9 June 2009 - 14 September 2010
Australia and Chile to Sign Historic Tax Treaty
The Assistant Treasurer, Senator Nick Sherry, today announced that Australia and Chile had reached agreement in principle on a new income tax treaty – the first between the two countries.
The proposed treaty is based on the OECD Model Tax Convention, with some mutually agreed variations reflecting the economic, legal and cultural interests of each country.
"Chile is a key economic and trading partner for Australia in the growing South American market, with two-way trade now worth over $1.28 billion," the Assistant Treasurer said.
"Chile is also a major destination for Australian investment in South America, especially in the mining sector."
"The new treaty will extend Australia's tax treaty network in South America and reduce taxation barriers to trade and investment between the countries – it's a great step forward for Australian businesses that this tax treaty has been negotiated."
"The treaty will help maintain the integrity of Australia's tax base by allowing the exchange of taxpayer information, including bank information, between Australian and Chilean tax administrations."
"This is consistent with current efforts by Australia and other countries to address international tax evasion."
"The proposed treaty establishes an internationally accepted framework for the taxation of cross-border transactions which will also reduce investor risk by providing a degree of legal and fiscal certainty."
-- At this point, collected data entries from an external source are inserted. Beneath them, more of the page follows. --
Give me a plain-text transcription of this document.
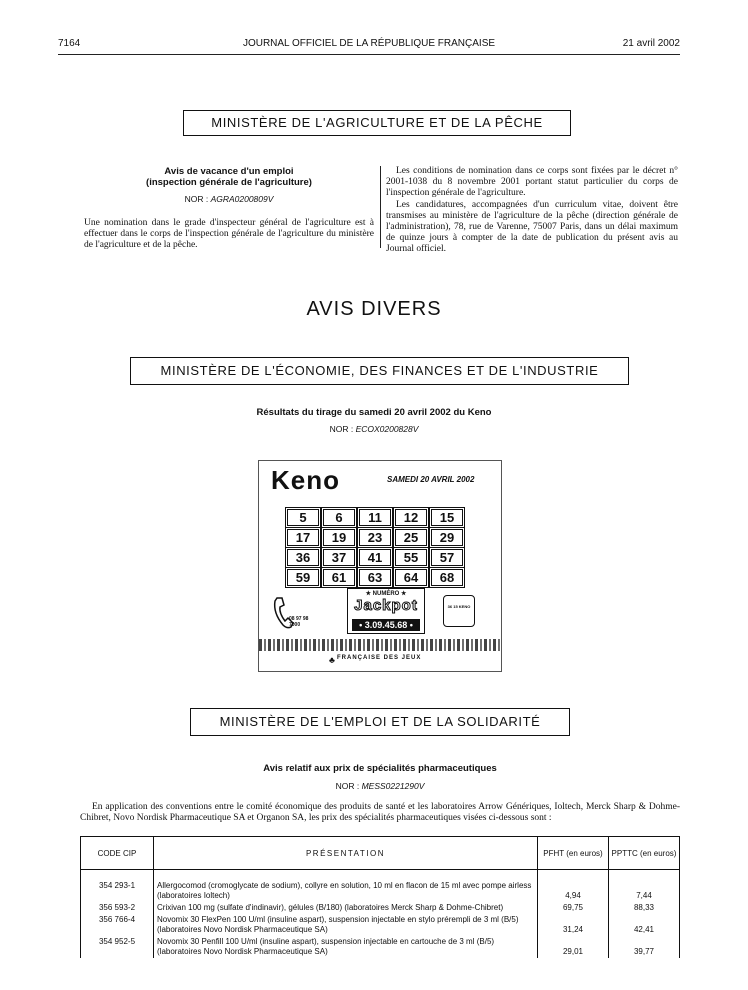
7164	JOURNAL OFFICIEL DE LA RÉPUBLIQUE FRANÇAISE	21 avril 2002
MINISTÈRE DE L'AGRICULTURE ET DE LA PÊCHE
Avis de vacance d'un emploi
(inspection générale de l'agriculture)
NOR : AGRA0200809V
Une nomination dans le grade d'inspecteur général de l'agriculture est à effectuer dans le corps de l'inspection générale de l'agriculture du ministère de l'agriculture et de la pêche.
Les conditions de nomination dans ce corps sont fixées par le décret n° 2001-1038 du 8 novembre 2001 portant statut particulier du corps de l'inspection générale de l'agriculture.
Les candidatures, accompagnées d'un curriculum vitae, doivent être transmises au ministère de l'agriculture de la pêche (direction générale de l'administration), 78, rue de Varenne, 75007 Paris, dans un délai maximum de quinze jours à compter de la date de publication du présent avis au Journal officiel.
AVIS DIVERS
MINISTÈRE DE L'ÉCONOMIE, DES FINANCES ET DE L'INDUSTRIE
Résultats du tirage du samedi 20 avril 2002 du Keno
NOR : ECOX0200828V
Keno	SAMEDI 20 AVRIL 2002
5	6	11	12	15
17	19	23	25	29
36	37	41	55	57
59	61	63	64	68
08 97 98 7000
★ NUMÉRO ★
Jackpot
• 3.09.45.68 •
36 15 KENO
♣ FRANÇAISE DES JEUX
MINISTÈRE DE L'EMPLOI ET DE LA SOLIDARITÉ
Avis relatif aux prix de spécialités pharmaceutiques
NOR : MESS0221290V
En application des conventions entre le comité économique des produits de santé et les laboratoires Arrow Génériques, Ioltech, Merck Sharp & Dohme-Chibret, Novo Nordisk Pharmaceutique SA et Organon SA, les prix des spécialités pharmaceutiques visées ci-dessous sont :
CODE CIP	PRÉSENTATION	PFHT (en euros)	PPTTC (en euros)

354 293-1	Allergocomod (cromoglycate de sodium), collyre en solution, 10 ml en flacon de 15 ml avec pompe airless (laboratoires Ioltech)	4,94	7,44
356 593-2	Crixivan 100 mg (sulfate d'indinavir), gélules (B/180) (laboratoires Merck Sharp & Dohme-Chibret)	69,75	88,33
356 766-4	Novomix 30 FlexPen 100 U/ml (insuline aspart), suspension injectable en stylo prérempli de 3 ml (B/5) (laboratoires Novo Nordisk Pharmaceutique SA)	31,24	42,41
354 952-5	Novomix 30 Penfill 100 U/ml (insuline aspart), suspension injectable en cartouche de 3 ml (B/5) (laboratoires Novo Nordisk Pharmaceutique SA)	29,01	39,77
Agreement on the new treaty follows recent changes to Chile's domestic law to enable Chile to exchange banking information under its tax treaties in accordance with international best practice.
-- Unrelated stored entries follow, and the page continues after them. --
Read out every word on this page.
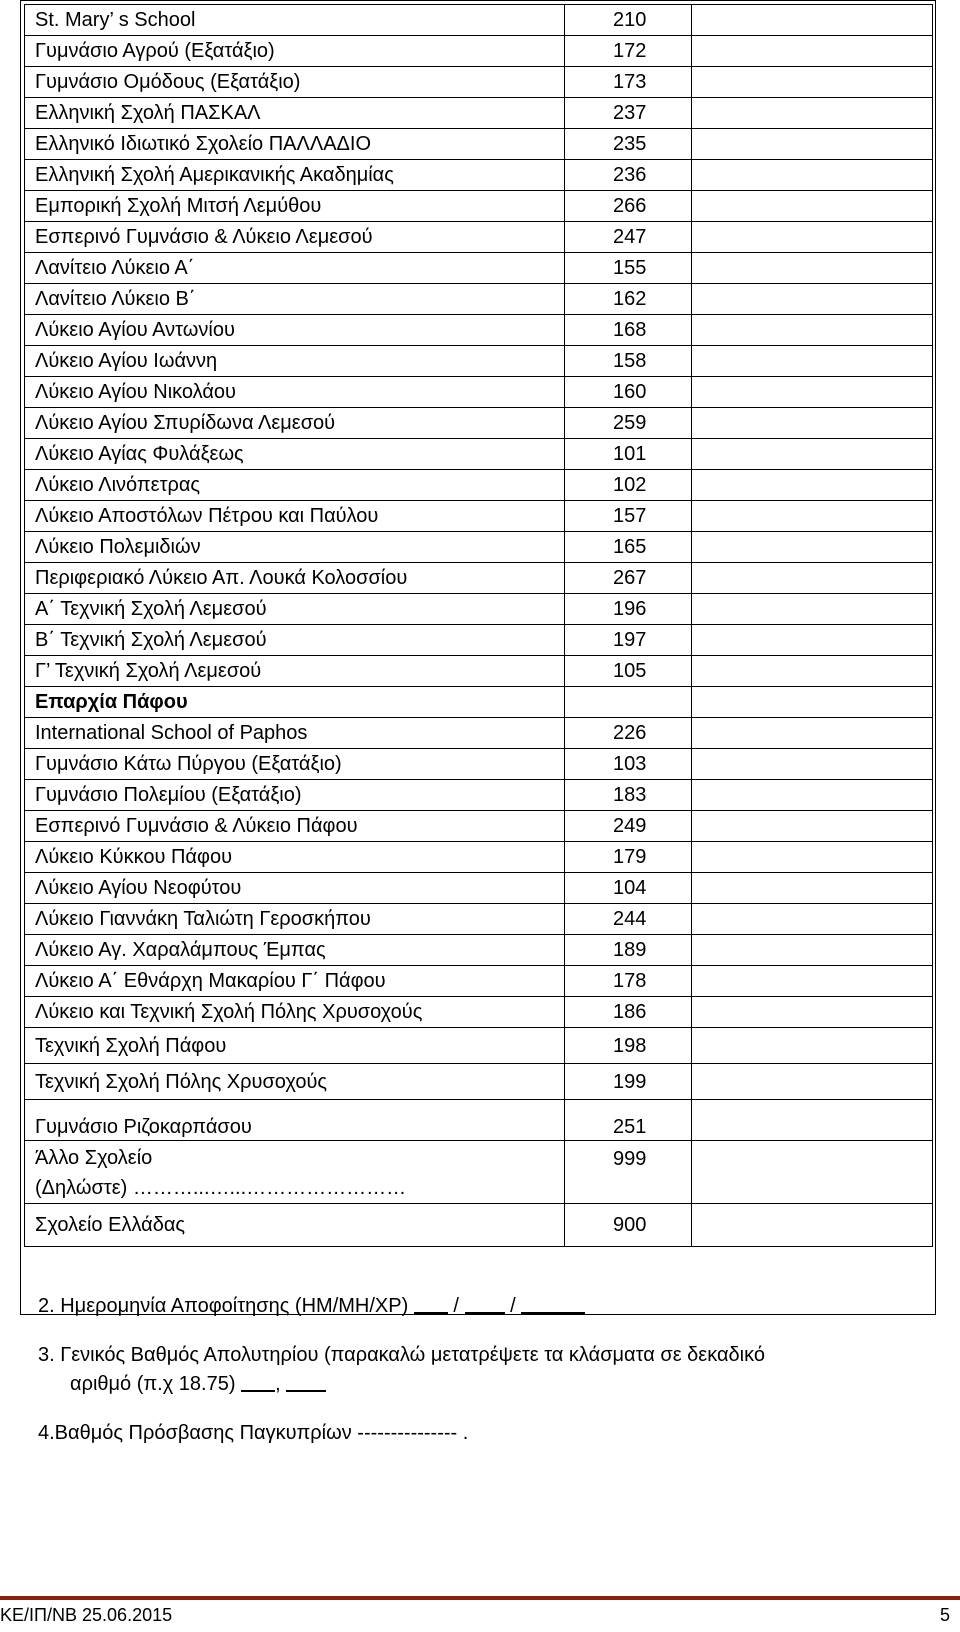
St. Mary’ s School	210	
Γυμνάσιο Αγρού (Εξατάξιο)	172	
Γυμνάσιο Ομόδους (Εξατάξιο)	173	
Ελληνική Σχολή ΠΑΣΚΑΛ	237	
Ελληνικό Ιδιωτικό Σχολείο ΠΑΛΛΑΔΙΟ	235	
Ελληνική Σχολή Αμερικανικής Ακαδημίας	236	
Εμπορική Σχολή Μιτσή Λεμύθου	266	
Εσπερινό Γυμνάσιο & Λύκειο Λεμεσού	247	
Λανίτειο Λύκειο Α΄	155	
Λανίτειο Λύκειο Β΄	162	
Λύκειο Αγίου Αντωνίου	168	
Λύκειο Αγίου Ιωάννη	158	
Λύκειο Αγίου Νικολάου	160	
Λύκειο Αγίου Σπυρίδωνα Λεμεσού	259	
Λύκειο Αγίας Φυλάξεως	101	
Λύκειο Λινόπετρας	102	
Λύκειο Αποστόλων Πέτρου και Παύλου	157	
Λύκειο Πολεμιδιών	165	
Περιφεριακό Λύκειο Απ. Λουκά Κολοσσίου	267	
Α΄ Τεχνική Σχολή Λεμεσού	196	
Β΄ Τεχνική Σχολή Λεμεσού	197	
Γ’ Τεχνική Σχολή Λεμεσού	105	
Επαρχία Πάφου		
International School of Paphos	226	
Γυμνάσιο Κάτω Πύργου (Εξατάξιο)	103	
Γυμνάσιο Πολεμίου (Εξατάξιο)	183	
Εσπερινό Γυμνάσιο & Λύκειο Πάφου	249	
Λύκειο Κύκκου Πάφου	179	
Λύκειο Αγίου Νεοφύτου	104	
Λύκειο Γιαννάκη Ταλιώτη Γεροσκήπου	244	
Λύκειο Αγ. Χαραλάμπους Έμπας	189	
Λύκειο Α΄ Εθνάρχη Μακαρίου Γ΄ Πάφου	178	
Λύκειο και Τεχνική Σχολή Πόλης Χρυσοχούς	186	
Τεχνική Σχολή Πάφου	198	
Τεχνική Σχολή Πόλης Χρυσοχούς	199	
Γυμνάσιο Ριζοκαρπάσου	251	

Άλλο Σχολείο
(Δηλώστε) ………...…...……………………	999	
Σχολείο Ελλάδας	900	
2. Ημερομηνία Αποφοίτησης (ΗΜ/ΜΗ/ΧΡ) /	/
3. Γενικός Βαθμός Απολυτηρίου (παρακαλώ μετατρέψετε τα κλάσματα σε δεκαδικό
αριθμό (π.χ 18.75) ,
4.Βαθμός Πρόσβασης Παγκυπρίων --------------- .
ΚΕ/ΙΠ/ΝΒ 25.06.2015	5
"This historic, new tax treaty will facilitate the ongoing expansion of trans-Pacific trade and investment flows between the two countries and will provide long-term benefits to Australian business interests in Chile," the Assistant Treasurer said.
After the Governments of the two countries have completed the necessary procedures, the proposed treaty will be signed and submitted to the respective Parliaments. It will enter into force after approval by the Parliaments and an official exchange of notes.